Encircling China’s Manufacturing Base
The ultimate objective of the India-Venezuela-US triad is economic encirclement. By redirecting Venezuelan and Iranian energy into the dollar system, processed through Indian refineries, the US removes China’s ability to subsidise its manufacturing base.
Forced to pay market prices in a currency it cannot print, Beijing’s production costs rise, eroding export competitiveness. This strikes at the core of Xi Jinping’s economic ambitions. The Petro-Yuan thrives on exchanging paper for hard assets. Deny that mechanism, and the Yuan’s credibility as a reserve currency collapses.
Realignment of Global Energy Power
The India-Venezuela-US energy triad is not merely a trade arrangement; it is a geopolitical weapon. Unlocking Venezuelan production is essential to neutralising Iran and pressuring Russia. India’s refining infrastructure is the bridge that makes this strategy viable.
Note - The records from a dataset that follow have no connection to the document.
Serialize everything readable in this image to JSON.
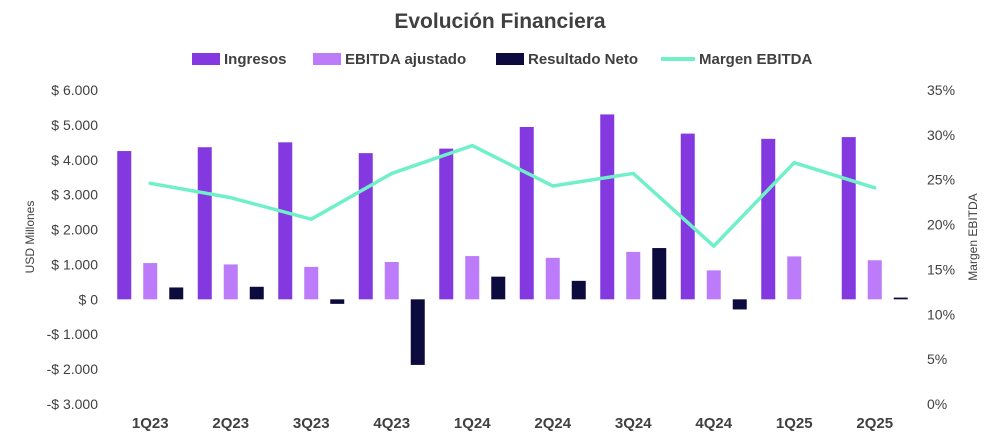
{
  "chart_data": {
    "type": "bar",
    "title": "Evolución Financiera",
    "categories": [
      "1Q23",
      "2Q23",
      "3Q23",
      "4Q23",
      "1Q24",
      "2Q24",
      "3Q24",
      "4Q24",
      "1Q25",
      "2Q25"
    ],
    "series": [
      {
        "name": "Ingresos",
        "type": "bar",
        "axis": "left",
        "color": "#8338E0",
        "values": [
          4250,
          4360,
          4500,
          4190,
          4320,
          4940,
          5300,
          4750,
          4600,
          4650
        ]
      },
      {
        "name": "EBITDA ajustado",
        "type": "bar",
        "axis": "left",
        "color": "#BC7CF9",
        "values": [
          1040,
          1000,
          930,
          1070,
          1240,
          1190,
          1360,
          830,
          1230,
          1120
        ]
      },
      {
        "name": "Resultado Neto",
        "type": "bar",
        "axis": "left",
        "color": "#0D0A3E",
        "values": [
          340,
          360,
          -130,
          -1880,
          650,
          530,
          1470,
          -290,
          0,
          50
        ]
      },
      {
        "name": "Margen EBITDA",
        "type": "line",
        "axis": "right",
        "color": "#6FF0C8",
        "values": [
          24.6,
          23.0,
          20.6,
          25.7,
          28.8,
          24.3,
          25.7,
          17.6,
          26.9,
          24.1
        ]
      }
    ],
    "ylabel": "USD Millones",
    "ylim": [
      -3000,
      6000
    ],
    "yticks": [
      6000,
      5000,
      4000,
      3000,
      2000,
      1000,
      0,
      -1000,
      -2000,
      -3000
    ],
    "ytick_labels": [
      "$ 6.000",
      "$ 5.000",
      "$ 4.000",
      "$ 3.000",
      "$ 2.000",
      "$ 1.000",
      "$ 0",
      "-$ 1.000",
      "-$ 2.000",
      "-$ 3.000"
    ],
    "y2label": "Margen EBITDA",
    "y2lim": [
      0,
      35
    ],
    "y2ticks": [
      35,
      30,
      25,
      20,
      15,
      10,
      5,
      0
    ],
    "y2tick_labels": [
      "35%",
      "30%",
      "25%",
      "20%",
      "15%",
      "10%",
      "5%",
      "0%"
    ],
    "legend_position": "top",
    "grid": false
  }
}
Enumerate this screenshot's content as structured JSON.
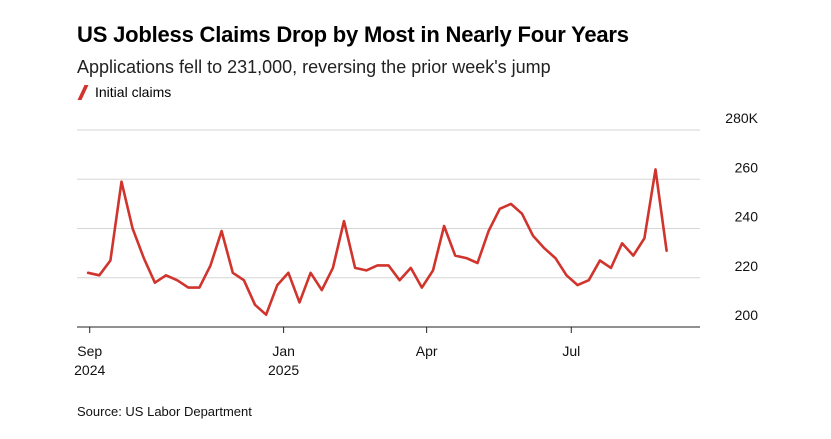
{
  "title": "US Jobless Claims Drop by Most in Nearly Four Years",
  "subtitle": "Applications fell to 231,000, reversing the prior week's jump",
  "source": "Source: US Labor Department",
  "chart_data": {
    "type": "line",
    "title": "US Jobless Claims Drop by Most in Nearly Four Years",
    "subtitle": "Applications fell to 231,000, reversing the prior week's jump",
    "legend": "top-left",
    "grid": true,
    "color": "#d0342c",
    "ylim": [
      200,
      280
    ],
    "yticks": [
      {
        "value": 200,
        "label": "200"
      },
      {
        "value": 220,
        "label": "220"
      },
      {
        "value": 240,
        "label": "240"
      },
      {
        "value": 260,
        "label": "260"
      },
      {
        "value": 280,
        "label": "280K"
      }
    ],
    "xticks": [
      {
        "date": "2024-09-01",
        "label": [
          "Sep",
          "2024"
        ]
      },
      {
        "date": "2025-01-01",
        "label": [
          "Jan",
          "2025"
        ]
      },
      {
        "date": "2025-04-01",
        "label": [
          "Apr",
          ""
        ]
      },
      {
        "date": "2025-07-01",
        "label": [
          "Jul",
          ""
        ]
      }
    ],
    "xlim": [
      "2024-08-24",
      "2025-09-20"
    ],
    "series": [
      {
        "name": "Initial claims",
        "points": [
          [
            "2024-08-31",
            222
          ],
          [
            "2024-09-07",
            221
          ],
          [
            "2024-09-14",
            227
          ],
          [
            "2024-09-21",
            259
          ],
          [
            "2024-09-28",
            240
          ],
          [
            "2024-10-05",
            228
          ],
          [
            "2024-10-12",
            218
          ],
          [
            "2024-10-19",
            221
          ],
          [
            "2024-10-26",
            219
          ],
          [
            "2024-11-02",
            216
          ],
          [
            "2024-11-09",
            216
          ],
          [
            "2024-11-16",
            225
          ],
          [
            "2024-11-23",
            239
          ],
          [
            "2024-11-30",
            222
          ],
          [
            "2024-12-07",
            219
          ],
          [
            "2024-12-14",
            209
          ],
          [
            "2024-12-21",
            205
          ],
          [
            "2024-12-28",
            217
          ],
          [
            "2025-01-04",
            222
          ],
          [
            "2025-01-11",
            210
          ],
          [
            "2025-01-18",
            222
          ],
          [
            "2025-01-25",
            215
          ],
          [
            "2025-02-01",
            224
          ],
          [
            "2025-02-08",
            243
          ],
          [
            "2025-02-15",
            224
          ],
          [
            "2025-02-22",
            223
          ],
          [
            "2025-03-01",
            225
          ],
          [
            "2025-03-08",
            225
          ],
          [
            "2025-03-15",
            219
          ],
          [
            "2025-03-22",
            224
          ],
          [
            "2025-03-29",
            216
          ],
          [
            "2025-04-05",
            223
          ],
          [
            "2025-04-12",
            241
          ],
          [
            "2025-04-19",
            229
          ],
          [
            "2025-04-26",
            228
          ],
          [
            "2025-05-03",
            226
          ],
          [
            "2025-05-10",
            239
          ],
          [
            "2025-05-17",
            248
          ],
          [
            "2025-05-24",
            250
          ],
          [
            "2025-05-31",
            246
          ],
          [
            "2025-06-07",
            237
          ],
          [
            "2025-06-14",
            232
          ],
          [
            "2025-06-21",
            228
          ],
          [
            "2025-06-28",
            221
          ],
          [
            "2025-07-05",
            217
          ],
          [
            "2025-07-12",
            219
          ],
          [
            "2025-07-19",
            227
          ],
          [
            "2025-07-26",
            224
          ],
          [
            "2025-08-02",
            234
          ],
          [
            "2025-08-09",
            229
          ],
          [
            "2025-08-16",
            236
          ],
          [
            "2025-08-23",
            264
          ],
          [
            "2025-08-30",
            231
          ]
        ]
      }
    ]
  }
}
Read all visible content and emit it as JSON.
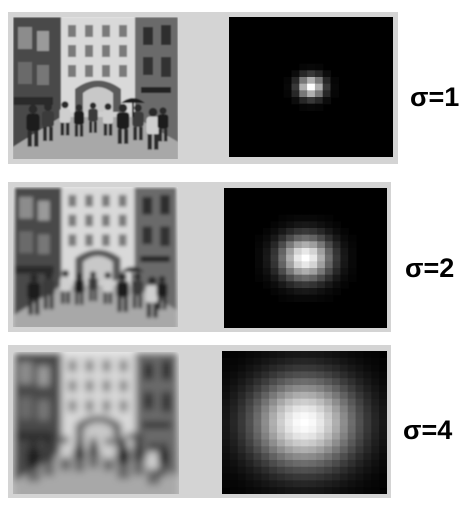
{
  "rows": [
    {
      "sigma_label": "σ=1",
      "sigma": 1
    },
    {
      "sigma_label": "σ=2",
      "sigma": 2
    },
    {
      "sigma_label": "σ=4",
      "sigma": 4
    }
  ],
  "colors": {
    "panel_background": "#d4d4d4",
    "kernel_background": "#000000",
    "kernel_peak": "#ffffff"
  }
}
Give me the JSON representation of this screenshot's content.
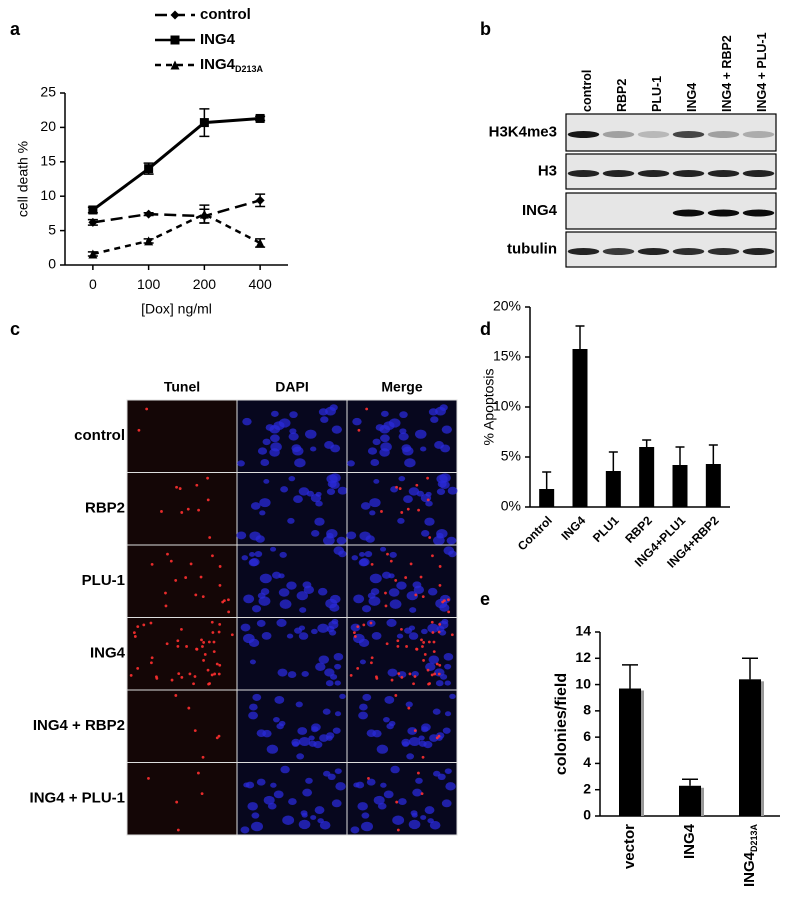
{
  "panel_labels": [
    "a",
    "b",
    "c",
    "d",
    "e"
  ],
  "chart_data": [
    {
      "type": "line",
      "ylabel": "cell death %",
      "xlabel": "[Dox] ng/ml",
      "categories": [
        "0",
        "100",
        "200",
        "400"
      ],
      "ylim": [
        0,
        25
      ],
      "yticks": [
        0,
        5,
        10,
        15,
        20,
        25
      ],
      "series": [
        {
          "name": "control",
          "color": "#000000",
          "marker": "diamond",
          "dash": "12 6",
          "values": [
            6.2,
            7.4,
            7.1,
            9.4
          ],
          "errors": [
            0.4,
            0.2,
            1.0,
            0.9
          ]
        },
        {
          "name": "ING4",
          "color": "#000000",
          "marker": "square",
          "dash": "none",
          "values": [
            8.0,
            14.0,
            20.7,
            21.3
          ],
          "errors": [
            0.4,
            0.8,
            2.0,
            0.3
          ]
        },
        {
          "name": "ING4",
          "name_subscript": "D213A",
          "color": "#000000",
          "marker": "triangle",
          "dash": "6 5",
          "values": [
            1.6,
            3.5,
            7.4,
            3.2
          ],
          "errors": [
            0.3,
            0.3,
            1.3,
            0.6
          ]
        }
      ]
    },
    {
      "type": "bar",
      "ylabel": "% Apoptosis",
      "categories": [
        "Control",
        "ING4",
        "PLU1",
        "RBP2",
        "ING4+PLU1",
        "ING4+RBP2"
      ],
      "values": [
        1.8,
        15.8,
        3.6,
        6.0,
        4.2,
        4.3
      ],
      "errors": [
        1.7,
        2.3,
        1.9,
        0.7,
        1.8,
        1.9
      ],
      "color": "#000000",
      "ylim": [
        0,
        20
      ],
      "yticks": [
        {
          "value": 0,
          "label": "0%"
        },
        {
          "value": 5,
          "label": "5%"
        },
        {
          "value": 10,
          "label": "10%"
        },
        {
          "value": 15,
          "label": "15%"
        },
        {
          "value": 20,
          "label": "20%"
        }
      ]
    },
    {
      "type": "bar",
      "ylabel": "colonies/field",
      "categories": [
        "vector",
        "ING4",
        "ING4"
      ],
      "category_subscripts": [
        null,
        null,
        "D213A"
      ],
      "values": [
        9.7,
        2.3,
        10.4
      ],
      "errors": [
        1.8,
        0.5,
        1.6
      ],
      "color": "#000000",
      "shadow_color": "#999999",
      "ylim": [
        0,
        14
      ],
      "yticks": [
        0,
        2,
        4,
        6,
        8,
        10,
        12,
        14
      ]
    }
  ],
  "blot": {
    "lanes": [
      "control",
      "RBP2",
      "PLU-1",
      "ING4",
      "ING4 + RBP2",
      "ING4 + PLU-1"
    ],
    "rows": [
      "H3K4me3",
      "H3",
      "ING4",
      "tubulin"
    ]
  },
  "microscopy": {
    "columns": [
      "Tunel",
      "DAPI",
      "Merge"
    ],
    "rows": [
      "control",
      "RBP2",
      "PLU-1",
      "ING4",
      "ING4 + RBP2",
      "ING4 + PLU-1"
    ]
  }
}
Trump’s sudden trade announcement was not random. It was the visible tip of a broader strategy to realign global energy flows, isolate China, and restore dollar dominance in energy trade.
Energy politics, ultimately, is about currency and control. China’s Petro-Yuan was a bold attempt to rewrite the rules. The India-Venezuela-US triad is the counterstroke—designed to dismantle that system and reassert dollar hegemony.
By neutralising Iran, substituting Venezuela, and channelling flows through India, the US has crafted a doctrine that isolates China, pressures Russia, and stabilises the dollar’s dominance. Trump’s move was not chaos—it was design.